Dell’s divider line may very well be at the 12” screen size, considering anything beyond that a notebook.  ASUS CEO Jerry Shen clearly draws the line at 10” – a definition that fits his own eee PC line.  I think all these size-based definitions are meaningless. Size truly matters, but for another reason: when you pick a travel n*tbook,  you clearly need something small and lightweight, yet with a decent keyboard and screen.  But that’s not what differentiates Netbooks from any other computer.
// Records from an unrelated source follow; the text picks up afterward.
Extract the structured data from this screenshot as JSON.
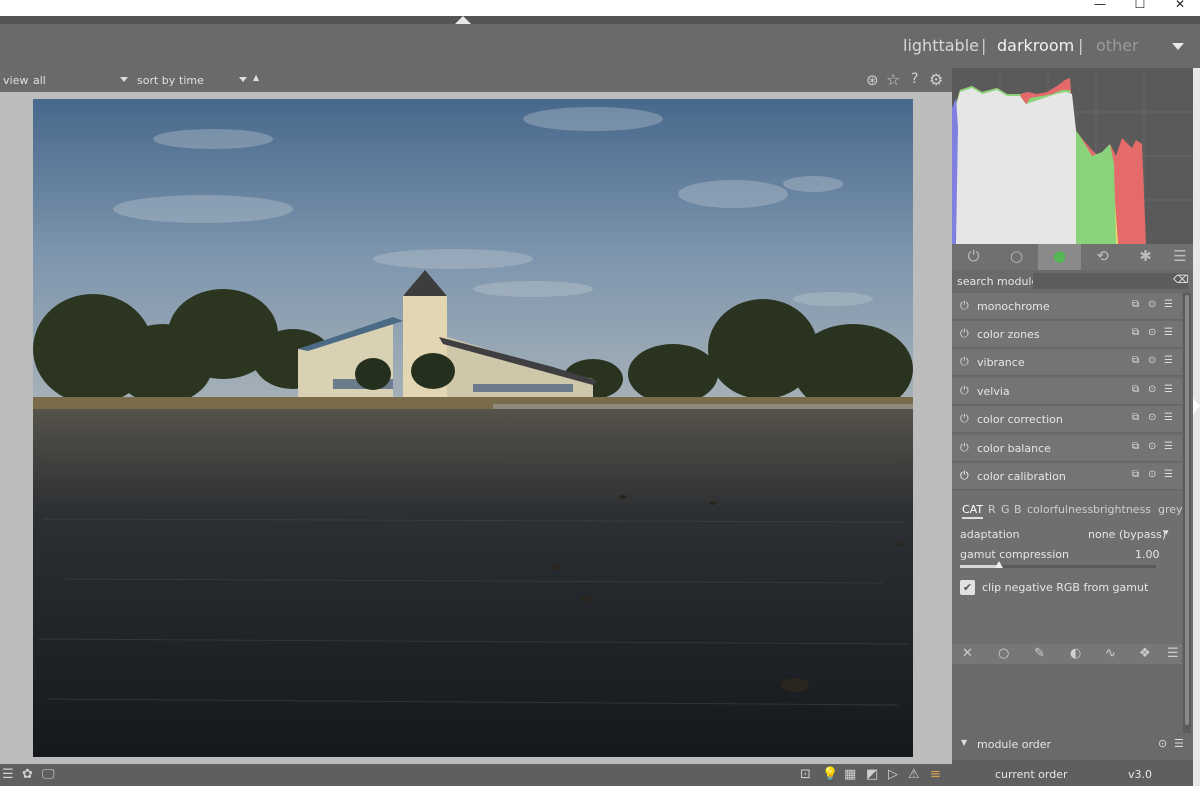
{
  "window": {
    "minimize_icon": "minimize-icon",
    "maximize_icon": "maximize-icon",
    "close_icon": "close-icon",
    "minimize_glyph": "—",
    "maximize_glyph": "☐",
    "close_glyph": "✕"
  },
  "views": {
    "lighttable": "lighttable",
    "darkroom": "darkroom",
    "other": "other",
    "sep": "|",
    "active": "darkroom"
  },
  "filterbar": {
    "view_label": "view",
    "view_value": "all",
    "sort_label": "sort by",
    "sort_value": "time",
    "sort_dir_glyph": "▲",
    "icons": [
      "color-palette-icon",
      "star-icon",
      "help-icon",
      "gear-icon"
    ],
    "icon_glyphs": [
      "⊛",
      "☆",
      "?",
      "⚙"
    ]
  },
  "module_tabs": {
    "icons": [
      "power-icon",
      "circle-icon",
      "color-wheel-icon",
      "refresh-icon",
      "aperture-icon",
      "menu-icon"
    ],
    "glyphs": [
      "⏻",
      "○",
      "●",
      "⟲",
      "✱",
      "☰"
    ]
  },
  "search": {
    "label": "search module",
    "clear_glyph": "⌫"
  },
  "modules": [
    {
      "name": "monochrome",
      "enabled": false
    },
    {
      "name": "color zones",
      "enabled": false
    },
    {
      "name": "vibrance",
      "enabled": false
    },
    {
      "name": "velvia",
      "enabled": false
    },
    {
      "name": "color correction",
      "enabled": false
    },
    {
      "name": "color balance",
      "enabled": false
    },
    {
      "name": "color calibration",
      "enabled": true
    }
  ],
  "module_icons": {
    "copy": "⧉",
    "reset": "⊙",
    "presets": "☰",
    "power": "⏻"
  },
  "color_calibration": {
    "tabs": [
      "CAT",
      "R",
      "G",
      "B",
      "colorfulness",
      "brightness",
      "grey"
    ],
    "active_tab": "CAT",
    "adaptation_label": "adaptation",
    "adaptation_value": "none (bypass)",
    "gamut_label": "gamut compression",
    "gamut_value": "1.00",
    "gamut_fraction": 0.2,
    "clip_label": "clip negative RGB from gamut",
    "clip_checked": true,
    "check_glyph": "✔",
    "dd_glyph": "▾"
  },
  "bottom_tools": {
    "icons": [
      "close-icon",
      "circle-icon",
      "brush-icon",
      "gradient-icon",
      "path-icon",
      "shapes-icon",
      "menu-icon"
    ],
    "glyphs": [
      "✕",
      "○",
      "✎",
      "◐",
      "∿",
      "❖",
      "☰"
    ]
  },
  "module_order": {
    "label": "module order",
    "current_label": "current order",
    "version": "v3.0"
  },
  "statusbar": {
    "left_icons": [
      "menu-icon",
      "style-icon",
      "display-icon"
    ],
    "left_glyphs": [
      "☰",
      "✿",
      "🖵"
    ],
    "right_icons": [
      "iso-icon",
      "bulb-icon",
      "color-assessment-icon",
      "softproof-icon",
      "gamut-check-icon",
      "warning-icon",
      "guides-icon"
    ],
    "right_glyphs": [
      "⊡",
      "💡",
      "▦",
      "◩",
      "▷",
      "⚠",
      "≡"
    ]
  }
}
The real divider is how you use it.  A Netbook is a light mobile computing device that allows you to process information, access the Internet, and that does not store a bundle of bloated programs or data

When computers first became personal, most of us only got one at the workplace, then years later the family PC appeared– one expensive computer shared by the entire family.  Now we often have individual PC’s for just about anyone at home, including the kids, and are moving to a new pattern, where individuals will have a number of purpose-oriented computing devices, be it a desktop, workhorse laptop, netbook or smartphone.  The fundamental change is that we’re not really working on the computer itself, but on the Net: the computer (keyboard, screen) is just our way to access the net. As Coding Horror’s Jeff Atwood says in The Web Browser is the New Laptop :

After spending some time with a netbook, I realized that calling them "small laptops" is a mistake. Netbooks are an entirely different breed of animal. They are cheap, portable web browsers.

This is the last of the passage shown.